Il cavallo nell’iconografia della conversione di san Paolo apostolo: segno superfluo o espressivo? di Andrea Lonardo
Perché un cavallo è stato aggiunto alla narrazione nella raffigurazione della conversione di Paolo apostolo? Come è noto, nel testo degli Atti degli Apostoli che per ben tre volte narra l’incontro di Paolo sulla via di Damasco con il Signore risorto mai si parla di un cavallo. Benché esso non sia a priori da escludere gli Atti parlano più semplicemente di Paolo che «era in viaggio e stava per avvicinarsi a Damasco» (At 9, 3 e, in prima persona, At 22, 6 e 26, 13).
Caravaggio, Conversione di San Paolo, 1600-1601, Roma, Cappella Cerasi in Santa Maria del Popolo |
Eppure la rappresentazione del cavallo e della caduta a terra di Paolo ha una fortissima carica simbolica che non allontana minimamente dal senso del testo, anzi ne permette una comprensione profonda. La pittura e la scultura si sono spesso servite del cavallo per dare un volto al potere smisurato, alla grandezza di un personaggio, alla statura morale, alla compostezza dell’autorità. Chi lo cavalcava, guardando dall’alto gli altri mortali, manifestava così la sua dignità superiore.
Caravaggio, Conversione di San Paolo, prima versione su tavola per la Cappella Cerasi, ora nella collezione Odescalchi |
L’arte ha ripreso questo simbolo in mille raffigurazioni dal Marco Aurelio oggi in piazza del Campidoglio, a Guidoriccio da Fogliano di Simone Martini, ai monumenti, in Santa Maria del Fiore a Firenze, a Niccolò da Tolentino di Andrea del Castagno ed a Sir John Hawkwood di Paolo Uccello, ai dipinti di Velázquez, come il Conte-duca di Olivares ed il ritratto dell’imperatore Filippo III.

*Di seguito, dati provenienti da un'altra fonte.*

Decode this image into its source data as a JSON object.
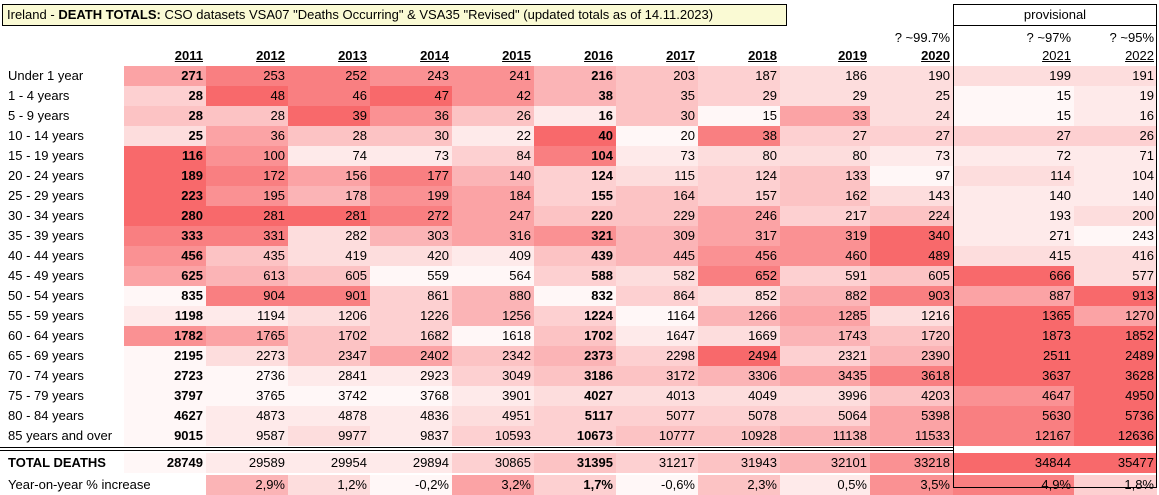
{
  "title": {
    "prefix": "Ireland - ",
    "bold": "DEATH TOTALS:",
    "rest": " CSO datasets VSA07 \"Deaths Occurring\" & VSA35 \"Revised\" (updated totals as of 14.11.2023)"
  },
  "provisional_label": "provisional",
  "completeness": {
    "2020": "? ~99.7%",
    "2021": "? ~97%",
    "2022": "? ~95%"
  },
  "years": [
    "2011",
    "2012",
    "2013",
    "2014",
    "2015",
    "2016",
    "2017",
    "2018",
    "2019",
    "2020",
    "2021",
    "2022"
  ],
  "bold_columns": [
    "2011",
    "2016"
  ],
  "rows": [
    {
      "label": "Under 1 year",
      "values": [
        "271",
        "253",
        "252",
        "243",
        "241",
        "216",
        "203",
        "187",
        "186",
        "190",
        "199",
        "191"
      ],
      "shades": [
        "c4",
        "c2",
        "c2",
        "c3",
        "c3",
        "c5",
        "c6",
        "c7",
        "c8",
        "c8",
        "c8",
        "c8"
      ]
    },
    {
      "label": "1 - 4 years",
      "values": [
        "28",
        "48",
        "46",
        "47",
        "42",
        "38",
        "35",
        "29",
        "29",
        "25",
        "15",
        "19"
      ],
      "shades": [
        "c7",
        "c1",
        "c2",
        "c1",
        "c3",
        "c5",
        "c6",
        "c7",
        "c8",
        "c8",
        "c10",
        "c9"
      ]
    },
    {
      "label": "5 - 9 years",
      "values": [
        "28",
        "28",
        "39",
        "36",
        "26",
        "16",
        "30",
        "15",
        "33",
        "24",
        "15",
        "16"
      ],
      "shades": [
        "c6",
        "c6",
        "c1",
        "c3",
        "c6",
        "c9",
        "c6",
        "c10",
        "c4",
        "c8",
        "c10",
        "c9"
      ]
    },
    {
      "label": "10 - 14 years",
      "values": [
        "25",
        "36",
        "28",
        "30",
        "22",
        "40",
        "20",
        "38",
        "27",
        "27",
        "27",
        "26"
      ],
      "shades": [
        "c8",
        "c4",
        "c6",
        "c6",
        "c9",
        "c1",
        "c10",
        "c2",
        "c7",
        "c7",
        "c7",
        "c7"
      ]
    },
    {
      "label": "15 - 19 years",
      "values": [
        "116",
        "100",
        "74",
        "73",
        "84",
        "104",
        "73",
        "80",
        "80",
        "73",
        "72",
        "71"
      ],
      "shades": [
        "c1",
        "c3",
        "c9",
        "c9",
        "c7",
        "c2",
        "c9",
        "c8",
        "c8",
        "c9",
        "c9",
        "c9"
      ]
    },
    {
      "label": "20 - 24 years",
      "values": [
        "189",
        "172",
        "156",
        "177",
        "140",
        "124",
        "115",
        "124",
        "133",
        "97",
        "114",
        "104"
      ],
      "shades": [
        "c1",
        "c2",
        "c4",
        "c2",
        "c5",
        "c7",
        "c8",
        "c7",
        "c6",
        "c10",
        "c8",
        "c9"
      ]
    },
    {
      "label": "25 - 29 years",
      "values": [
        "223",
        "195",
        "178",
        "199",
        "184",
        "155",
        "164",
        "157",
        "162",
        "143",
        "140",
        "140"
      ],
      "shades": [
        "c1",
        "c3",
        "c5",
        "c3",
        "c4",
        "c7",
        "c6",
        "c7",
        "c6",
        "c8",
        "c9",
        "c9"
      ]
    },
    {
      "label": "30 - 34 years",
      "values": [
        "280",
        "281",
        "281",
        "272",
        "247",
        "220",
        "229",
        "246",
        "217",
        "224",
        "193",
        "200"
      ],
      "shades": [
        "c1",
        "c1",
        "c1",
        "c2",
        "c4",
        "c6",
        "c6",
        "c4",
        "c7",
        "c6",
        "c9",
        "c8"
      ]
    },
    {
      "label": "35 - 39 years",
      "values": [
        "333",
        "331",
        "282",
        "303",
        "316",
        "321",
        "309",
        "317",
        "319",
        "340",
        "271",
        "243"
      ],
      "shades": [
        "c2",
        "c2",
        "c8",
        "c5",
        "c4",
        "c3",
        "c5",
        "c4",
        "c3",
        "c1",
        "c9",
        "c10"
      ]
    },
    {
      "label": "40 - 44 years",
      "values": [
        "456",
        "435",
        "419",
        "420",
        "409",
        "439",
        "445",
        "456",
        "460",
        "489",
        "415",
        "416"
      ],
      "shades": [
        "c3",
        "c6",
        "c8",
        "c8",
        "c9",
        "c6",
        "c5",
        "c3",
        "c3",
        "c1",
        "c8",
        "c8"
      ]
    },
    {
      "label": "45 - 49 years",
      "values": [
        "625",
        "613",
        "605",
        "559",
        "564",
        "588",
        "582",
        "652",
        "591",
        "605",
        "666",
        "577"
      ],
      "shades": [
        "c4",
        "c5",
        "c6",
        "c10",
        "c10",
        "c7",
        "c8",
        "c2",
        "c7",
        "c6",
        "c1",
        "c8"
      ]
    },
    {
      "label": "50 - 54 years",
      "values": [
        "835",
        "904",
        "901",
        "861",
        "880",
        "832",
        "864",
        "852",
        "882",
        "903",
        "887",
        "913"
      ],
      "shades": [
        "c10",
        "c2",
        "c2",
        "c7",
        "c5",
        "c10",
        "c7",
        "c8",
        "c5",
        "c2",
        "c4",
        "c1"
      ]
    },
    {
      "label": "55 - 59 years",
      "values": [
        "1198",
        "1194",
        "1206",
        "1226",
        "1256",
        "1224",
        "1164",
        "1266",
        "1285",
        "1216",
        "1365",
        "1270"
      ],
      "shades": [
        "c9",
        "c9",
        "c8",
        "c7",
        "c5",
        "c7",
        "c10",
        "c5",
        "c4",
        "c8",
        "c1",
        "c4"
      ]
    },
    {
      "label": "60 - 64 years",
      "values": [
        "1782",
        "1765",
        "1702",
        "1682",
        "1618",
        "1702",
        "1647",
        "1669",
        "1743",
        "1720",
        "1873",
        "1852"
      ],
      "shades": [
        "c3",
        "c4",
        "c6",
        "c7",
        "c10",
        "c6",
        "c9",
        "c8",
        "c5",
        "c6",
        "c1",
        "c1"
      ]
    },
    {
      "label": "65 - 69 years",
      "values": [
        "2195",
        "2273",
        "2347",
        "2402",
        "2342",
        "2373",
        "2298",
        "2494",
        "2321",
        "2390",
        "2511",
        "2489"
      ],
      "shades": [
        "c10",
        "c8",
        "c6",
        "c4",
        "c6",
        "c5",
        "c7",
        "c1",
        "c7",
        "c5",
        "c1",
        "c1"
      ]
    },
    {
      "label": "70 - 74 years",
      "values": [
        "2723",
        "2736",
        "2841",
        "2923",
        "3049",
        "3186",
        "3172",
        "3306",
        "3435",
        "3618",
        "3637",
        "3628"
      ],
      "shades": [
        "c10",
        "c10",
        "c9",
        "c9",
        "c7",
        "c6",
        "c6",
        "c5",
        "c4",
        "c2",
        "c1",
        "c1"
      ]
    },
    {
      "label": "75 - 79 years",
      "values": [
        "3797",
        "3765",
        "3742",
        "3768",
        "3901",
        "4027",
        "4013",
        "4049",
        "3996",
        "4203",
        "4647",
        "4950"
      ],
      "shades": [
        "c10",
        "c10",
        "c10",
        "c10",
        "c9",
        "c8",
        "c8",
        "c8",
        "c8",
        "c6",
        "c3",
        "c1"
      ]
    },
    {
      "label": "80 - 84 years",
      "values": [
        "4627",
        "4873",
        "4878",
        "4836",
        "4951",
        "5117",
        "5077",
        "5078",
        "5064",
        "5398",
        "5630",
        "5736"
      ],
      "shades": [
        "c10",
        "c9",
        "c9",
        "c9",
        "c8",
        "c7",
        "c7",
        "c7",
        "c7",
        "c4",
        "c2",
        "c1"
      ]
    },
    {
      "label": "85 years and over",
      "values": [
        "9015",
        "9587",
        "9977",
        "9837",
        "10593",
        "10673",
        "10777",
        "10928",
        "11138",
        "11533",
        "12167",
        "12636"
      ],
      "shades": [
        "c10",
        "c9",
        "c8",
        "c9",
        "c7",
        "c7",
        "c6",
        "c6",
        "c5",
        "c4",
        "c2",
        "c1"
      ]
    }
  ],
  "total": {
    "label": "TOTAL DEATHS",
    "values": [
      "28749",
      "29589",
      "29954",
      "29894",
      "30865",
      "31395",
      "31217",
      "31943",
      "32101",
      "33218",
      "34844",
      "35477"
    ],
    "shades": [
      "c10",
      "c9",
      "c9",
      "c9",
      "c7",
      "c6",
      "c7",
      "c6",
      "c5",
      "c3",
      "c1",
      "c1"
    ]
  },
  "yoy": {
    "label": "Year-on-year % increase",
    "values": [
      "",
      "2,9%",
      "1,2%",
      "-0,2%",
      "3,2%",
      "1,7%",
      "-0,6%",
      "2,3%",
      "0,5%",
      "3,5%",
      "4,9%",
      "1,8%"
    ],
    "shades": [
      "white",
      "c5",
      "c8",
      "c10",
      "c4",
      "c7",
      "c10",
      "c6",
      "c9",
      "c3",
      "c2",
      "c7"
    ]
  },
  "colors": {
    "c1": "#f8696b",
    "c2": "#f97f81",
    "c3": "#fa9193",
    "c4": "#fba3a5",
    "c5": "#fbb4b6",
    "c6": "#fcc3c4",
    "c7": "#fdd0d1",
    "c8": "#fddddd",
    "c9": "#feeaea",
    "c10": "#fff7f7",
    "white": "#ffffff"
  }
}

Velázquez, Ritratto del Conte Duca di Olivares a cavallo, 1634, Madrid, Museo del Prado |
Paolo è disarcionato. Non cade semplicemente a terra, ma viene sbalzato da ogni suo potere, da tutto il suo orgoglio, da ogni sua autosufficienza. Egli rovina a terra. Dovrà imparare, lui così fieramente attaccato alla Legge e attraverso di essa all’illusione che l’uomo abbia una forza tale da potersi salvare con le proprie forze, che niente può l’uomo senza la grazia di Cristo. L’uomo deve ricevere la salvezza, senza alcun merito. La deve accogliere come una realtà che non ha principio primo in lui. Deve ricevere l’amore per poter poi vivere di esso ed in esso.
La Galleria Nazionale di Palazzo Spinola in Genova mostra esplicitamente questa rilevanza simbolica con un accostamento straordinario: vengono, infatti, presentati l’uno a fianco dell’altro il Ritratto di un gentiluomo genovese a cavallo di Pieter Paul Rubens (Giovanni Carlo Doria a cavallo, 1616) e la Conversione di San Paolo, probabilmente del 1649, di Valerio Castello.
P.P.Rubens Giovanni Carlo Doria a cavallo, Galleria di Palazzo Spinola, Genova |
Nel secolo scorso è stato Marino Marini a plasmare cavalli che mettevano a proprio agio l’uomo ed, in un periodo più tardivo, che lo disarcionavano drammaticamente.